My first blogged piece of advice could be to not have a family pet. That will, however, not be my advice as there are countless scientific studies suggesting many health benefits come with pet ownership.
Children can learn aspects of responsibility and parents can learn how long it takes for the children to shirk that responsibility. If you wanted to avoid the breeds of dogs that, according to national statistics, are more likely to bite a child, you would avoid the Rottweiler, Pit Bull and German Shepherd breed. Dog ownership has been reported to lower the chance of children developing asthma if exposed to the pets early in life. There is some risk of allergies when owning any pet and reptiles can carry some communicable disease. Pregnant women should not change cat litter boxes due to the risk of toxoplasmosis. So, there are some things to consider. If you are considering a pet and wondering what kind to get, here's an article to read as you research the decision.
As a pet-owning family, you take a risk. You sign up to, more than likely, deal with the loss of a family pet and for a child, or anyone bonded to Fido, it can be a tragic occurrence. Our family recently experienced the loss of a pet when our turtle Patrick died.
Our daughter had learned in a book that turtles can live to be 100. I knew anything short of that for Patrick was going to be hard to explain. Trying to be a good dad and knowing the significance of this event, I made a plan.
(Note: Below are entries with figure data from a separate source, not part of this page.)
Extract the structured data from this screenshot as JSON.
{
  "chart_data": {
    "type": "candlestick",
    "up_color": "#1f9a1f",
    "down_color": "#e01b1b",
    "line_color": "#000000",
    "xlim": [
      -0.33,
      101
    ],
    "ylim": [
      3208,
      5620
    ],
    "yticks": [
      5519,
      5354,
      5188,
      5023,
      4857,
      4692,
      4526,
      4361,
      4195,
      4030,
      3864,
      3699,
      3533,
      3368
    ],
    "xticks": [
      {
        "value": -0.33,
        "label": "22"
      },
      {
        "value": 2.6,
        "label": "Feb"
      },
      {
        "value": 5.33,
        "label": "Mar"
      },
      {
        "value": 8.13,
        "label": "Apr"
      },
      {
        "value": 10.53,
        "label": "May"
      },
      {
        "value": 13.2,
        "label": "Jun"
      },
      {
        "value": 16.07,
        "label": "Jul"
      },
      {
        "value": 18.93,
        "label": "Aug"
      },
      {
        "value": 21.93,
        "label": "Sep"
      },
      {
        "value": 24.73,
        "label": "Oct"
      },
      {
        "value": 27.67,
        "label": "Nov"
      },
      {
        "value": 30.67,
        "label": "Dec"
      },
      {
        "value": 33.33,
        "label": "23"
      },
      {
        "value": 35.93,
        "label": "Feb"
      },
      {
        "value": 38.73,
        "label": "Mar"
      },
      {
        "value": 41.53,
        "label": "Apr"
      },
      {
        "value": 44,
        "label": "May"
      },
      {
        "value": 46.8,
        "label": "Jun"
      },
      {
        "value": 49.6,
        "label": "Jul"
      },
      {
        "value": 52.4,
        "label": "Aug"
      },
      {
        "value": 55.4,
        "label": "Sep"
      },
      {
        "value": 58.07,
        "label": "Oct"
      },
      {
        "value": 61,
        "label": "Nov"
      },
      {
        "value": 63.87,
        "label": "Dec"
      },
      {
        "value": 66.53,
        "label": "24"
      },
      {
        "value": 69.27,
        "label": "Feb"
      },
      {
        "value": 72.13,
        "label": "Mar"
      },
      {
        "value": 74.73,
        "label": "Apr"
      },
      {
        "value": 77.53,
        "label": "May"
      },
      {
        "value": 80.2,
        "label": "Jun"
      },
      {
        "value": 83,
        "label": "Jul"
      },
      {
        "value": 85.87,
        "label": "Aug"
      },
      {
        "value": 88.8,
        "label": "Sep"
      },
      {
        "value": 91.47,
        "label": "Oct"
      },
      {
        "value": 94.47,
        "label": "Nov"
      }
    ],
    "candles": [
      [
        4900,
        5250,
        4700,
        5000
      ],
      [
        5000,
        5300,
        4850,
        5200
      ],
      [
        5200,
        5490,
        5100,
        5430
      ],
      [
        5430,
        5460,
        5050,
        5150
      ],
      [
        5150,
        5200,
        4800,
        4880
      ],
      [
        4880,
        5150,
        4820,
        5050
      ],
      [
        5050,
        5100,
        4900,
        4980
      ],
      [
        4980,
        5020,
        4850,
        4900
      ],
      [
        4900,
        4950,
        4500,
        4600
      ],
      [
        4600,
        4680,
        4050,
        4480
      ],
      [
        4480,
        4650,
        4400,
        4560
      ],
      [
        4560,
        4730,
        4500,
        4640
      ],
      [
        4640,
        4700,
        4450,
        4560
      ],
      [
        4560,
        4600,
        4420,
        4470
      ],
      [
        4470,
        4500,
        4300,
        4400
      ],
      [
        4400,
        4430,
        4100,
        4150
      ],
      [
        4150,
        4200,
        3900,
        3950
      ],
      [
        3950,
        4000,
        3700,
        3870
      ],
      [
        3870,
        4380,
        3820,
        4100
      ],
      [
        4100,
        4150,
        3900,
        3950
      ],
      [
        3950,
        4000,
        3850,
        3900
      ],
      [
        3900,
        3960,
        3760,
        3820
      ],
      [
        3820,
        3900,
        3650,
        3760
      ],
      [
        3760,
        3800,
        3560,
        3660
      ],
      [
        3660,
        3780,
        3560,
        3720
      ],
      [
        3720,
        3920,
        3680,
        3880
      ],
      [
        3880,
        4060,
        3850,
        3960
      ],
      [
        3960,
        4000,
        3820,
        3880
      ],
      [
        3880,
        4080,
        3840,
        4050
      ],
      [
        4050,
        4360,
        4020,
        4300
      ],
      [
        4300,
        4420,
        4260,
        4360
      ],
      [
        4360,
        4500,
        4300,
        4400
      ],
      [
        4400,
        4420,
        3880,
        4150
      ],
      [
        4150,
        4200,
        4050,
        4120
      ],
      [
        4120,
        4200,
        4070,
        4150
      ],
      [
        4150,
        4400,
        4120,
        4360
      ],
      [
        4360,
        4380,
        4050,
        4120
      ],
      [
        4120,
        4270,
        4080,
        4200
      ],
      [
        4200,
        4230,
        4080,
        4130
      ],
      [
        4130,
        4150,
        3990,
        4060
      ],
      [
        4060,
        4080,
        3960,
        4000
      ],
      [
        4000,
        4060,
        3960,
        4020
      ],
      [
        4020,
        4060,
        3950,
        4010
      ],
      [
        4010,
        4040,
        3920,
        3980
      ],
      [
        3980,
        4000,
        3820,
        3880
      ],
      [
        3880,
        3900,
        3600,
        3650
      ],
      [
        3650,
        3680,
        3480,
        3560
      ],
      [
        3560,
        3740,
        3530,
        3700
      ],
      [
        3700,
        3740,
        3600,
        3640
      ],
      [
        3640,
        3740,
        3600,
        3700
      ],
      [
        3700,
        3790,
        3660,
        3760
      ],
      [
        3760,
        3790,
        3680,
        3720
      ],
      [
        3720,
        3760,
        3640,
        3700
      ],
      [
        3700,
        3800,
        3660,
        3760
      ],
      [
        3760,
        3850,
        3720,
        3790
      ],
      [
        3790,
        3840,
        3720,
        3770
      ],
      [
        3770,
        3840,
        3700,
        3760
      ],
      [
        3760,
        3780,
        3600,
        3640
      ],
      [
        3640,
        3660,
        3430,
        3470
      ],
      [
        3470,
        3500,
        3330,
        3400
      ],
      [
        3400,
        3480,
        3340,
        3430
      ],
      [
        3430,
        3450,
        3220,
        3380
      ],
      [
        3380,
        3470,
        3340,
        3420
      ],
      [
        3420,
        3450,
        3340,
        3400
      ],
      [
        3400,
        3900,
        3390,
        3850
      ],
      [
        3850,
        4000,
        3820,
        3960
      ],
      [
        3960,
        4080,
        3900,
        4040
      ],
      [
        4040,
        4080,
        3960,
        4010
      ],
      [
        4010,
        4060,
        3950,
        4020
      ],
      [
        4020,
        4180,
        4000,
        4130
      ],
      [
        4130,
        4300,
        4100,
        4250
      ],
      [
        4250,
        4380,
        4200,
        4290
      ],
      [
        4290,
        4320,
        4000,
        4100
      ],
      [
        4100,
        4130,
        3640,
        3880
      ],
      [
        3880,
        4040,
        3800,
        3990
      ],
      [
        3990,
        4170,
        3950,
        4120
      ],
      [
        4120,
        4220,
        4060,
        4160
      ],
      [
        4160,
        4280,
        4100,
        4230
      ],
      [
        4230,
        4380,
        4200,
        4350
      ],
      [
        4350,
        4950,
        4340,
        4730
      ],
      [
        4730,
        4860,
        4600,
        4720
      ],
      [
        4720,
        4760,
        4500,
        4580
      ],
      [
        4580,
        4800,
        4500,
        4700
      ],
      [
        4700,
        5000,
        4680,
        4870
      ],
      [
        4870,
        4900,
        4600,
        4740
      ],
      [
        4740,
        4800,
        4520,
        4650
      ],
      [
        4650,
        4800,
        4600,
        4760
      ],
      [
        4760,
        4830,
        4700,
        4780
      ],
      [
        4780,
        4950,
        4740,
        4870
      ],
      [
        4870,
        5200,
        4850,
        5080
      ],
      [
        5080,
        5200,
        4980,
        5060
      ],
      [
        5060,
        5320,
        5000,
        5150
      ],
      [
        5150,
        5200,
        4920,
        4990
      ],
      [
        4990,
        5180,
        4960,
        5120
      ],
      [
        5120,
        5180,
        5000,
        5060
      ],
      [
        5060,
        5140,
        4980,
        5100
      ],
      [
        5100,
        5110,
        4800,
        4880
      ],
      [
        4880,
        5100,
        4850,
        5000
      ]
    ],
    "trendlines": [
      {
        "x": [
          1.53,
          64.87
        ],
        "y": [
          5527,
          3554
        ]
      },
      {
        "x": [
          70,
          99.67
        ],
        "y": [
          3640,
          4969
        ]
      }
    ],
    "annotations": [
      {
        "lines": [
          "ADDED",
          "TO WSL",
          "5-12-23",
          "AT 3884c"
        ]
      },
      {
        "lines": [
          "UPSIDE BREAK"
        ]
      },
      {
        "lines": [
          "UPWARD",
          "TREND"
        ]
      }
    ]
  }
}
My wife and I called our two 5-year-olds to the dining room table.
My wife said "we need to tell you something serious."
They came.
I said, "I went to check on Patrick. He must have gotten sick. He died."
My son's eyes got huge and I noticed because it took my daughter a few seconds to realize what I had just said. We explained we could bury him. We talked about turtle heaven. We shared some of the memorable times with Patrick. They asked a couple questions and then my daughter, unexplainably, started laughing.
She talked, laughed and asked questions about whether she could play with Patrick outside. She was clearly in denial. Our son seemingly skipped this stage of grieving.
They asked to say goodbye and I showed them Patrick who was now in a small cardboard box suitable for a turtle coffin. We talked some more and then it hit her. She exploded with tears and cried and wept the rest of the evening.
She wrote a note for Patrick and taped it to his box. We made plans to bury him after their dentist appointment the next day.
Just before bed, our daughter said, still weepy, "Patrick didn't get to live to 100, when I get to heaven, I'm going to visit Patrick."
A few minutes later she said, "Can we get a dog?"